Companies Release Security Advisories in Response to New OpenSSL Vulnerabilities

Companies that use OpenSSL in their products have started releasing security advisories to inform customers about the impact of two recently patched vulnerabilities.

Updates announced by the OpenSSL Project on August 24 patched CVE-2021-3711, a high-severity buffer overflow, and CVE-2021-3712, a medium-severity flaw that can be exploited for denial-of-service (DoS) attacks, and possibly for the disclosure of private memory contents.

The high-severity vulnerability, patched with the release of OpenSSL 1.1.1l, can allow an attacker to change an application’s behavior or cause it to crash.

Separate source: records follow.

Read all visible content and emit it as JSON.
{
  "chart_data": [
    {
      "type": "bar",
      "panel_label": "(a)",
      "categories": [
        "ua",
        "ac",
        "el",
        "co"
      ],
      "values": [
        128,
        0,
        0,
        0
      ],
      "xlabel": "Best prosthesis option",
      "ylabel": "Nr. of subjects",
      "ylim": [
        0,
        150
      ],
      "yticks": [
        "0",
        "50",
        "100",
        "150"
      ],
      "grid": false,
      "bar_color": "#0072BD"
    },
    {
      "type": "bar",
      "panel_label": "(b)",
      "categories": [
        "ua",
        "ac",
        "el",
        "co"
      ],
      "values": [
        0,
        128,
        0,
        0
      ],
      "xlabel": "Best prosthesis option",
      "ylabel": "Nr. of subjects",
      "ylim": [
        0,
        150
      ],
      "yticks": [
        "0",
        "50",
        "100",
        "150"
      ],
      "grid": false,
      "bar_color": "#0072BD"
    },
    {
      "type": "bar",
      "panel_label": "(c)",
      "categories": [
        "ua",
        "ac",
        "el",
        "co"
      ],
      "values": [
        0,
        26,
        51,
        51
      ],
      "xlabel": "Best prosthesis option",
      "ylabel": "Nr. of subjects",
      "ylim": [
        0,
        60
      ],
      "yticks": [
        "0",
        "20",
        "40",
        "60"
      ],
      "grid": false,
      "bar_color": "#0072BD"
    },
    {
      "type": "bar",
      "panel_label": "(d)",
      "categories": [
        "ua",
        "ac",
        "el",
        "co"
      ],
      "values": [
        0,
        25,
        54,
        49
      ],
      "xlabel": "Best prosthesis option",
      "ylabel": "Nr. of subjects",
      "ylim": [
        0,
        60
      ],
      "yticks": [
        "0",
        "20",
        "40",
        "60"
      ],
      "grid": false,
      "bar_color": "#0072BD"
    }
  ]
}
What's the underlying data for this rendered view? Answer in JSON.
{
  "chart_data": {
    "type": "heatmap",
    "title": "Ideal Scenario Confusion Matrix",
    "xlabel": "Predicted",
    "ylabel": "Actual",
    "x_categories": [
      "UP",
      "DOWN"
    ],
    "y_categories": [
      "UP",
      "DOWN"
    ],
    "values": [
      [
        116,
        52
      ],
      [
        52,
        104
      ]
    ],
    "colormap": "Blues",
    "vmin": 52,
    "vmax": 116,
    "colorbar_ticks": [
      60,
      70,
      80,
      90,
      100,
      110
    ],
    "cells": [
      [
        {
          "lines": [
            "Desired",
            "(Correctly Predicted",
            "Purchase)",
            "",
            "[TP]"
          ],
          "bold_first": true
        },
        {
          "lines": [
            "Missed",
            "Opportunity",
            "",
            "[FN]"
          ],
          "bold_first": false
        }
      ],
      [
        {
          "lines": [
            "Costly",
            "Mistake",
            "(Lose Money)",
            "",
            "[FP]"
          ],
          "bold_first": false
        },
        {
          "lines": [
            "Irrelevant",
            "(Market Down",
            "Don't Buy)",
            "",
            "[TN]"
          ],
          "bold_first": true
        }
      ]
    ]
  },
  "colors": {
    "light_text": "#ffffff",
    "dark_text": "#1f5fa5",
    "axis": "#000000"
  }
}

Several major organizations whose products rely on OpenSSL have released security advisories, including Linux distributions such as Red Hat, Ubuntu, SUSE, Debian, and Alpine Linux.

Network-attached storage (NAS) appliance maker Synology has informed customers that the OpenSSL vulnerabilities impact its Synology DiskStation Manager (DSM), Synology Router Manager (SRM), VPN Plus Server, and VPN Server products.

The company has assigned “important” and “moderate” severity ratings to these vulnerabilities and says it’s working on patches.

QNAP has also released an advisory, telling customers that it’s “thoroughly investigating the case” and it “will release security updates and provide further information as soon as possible.”

Other major companies, such as Cisco and Broadcom, are also expected to release advisories describing the impact of the latest OpenSSL vulnerabilities on their products.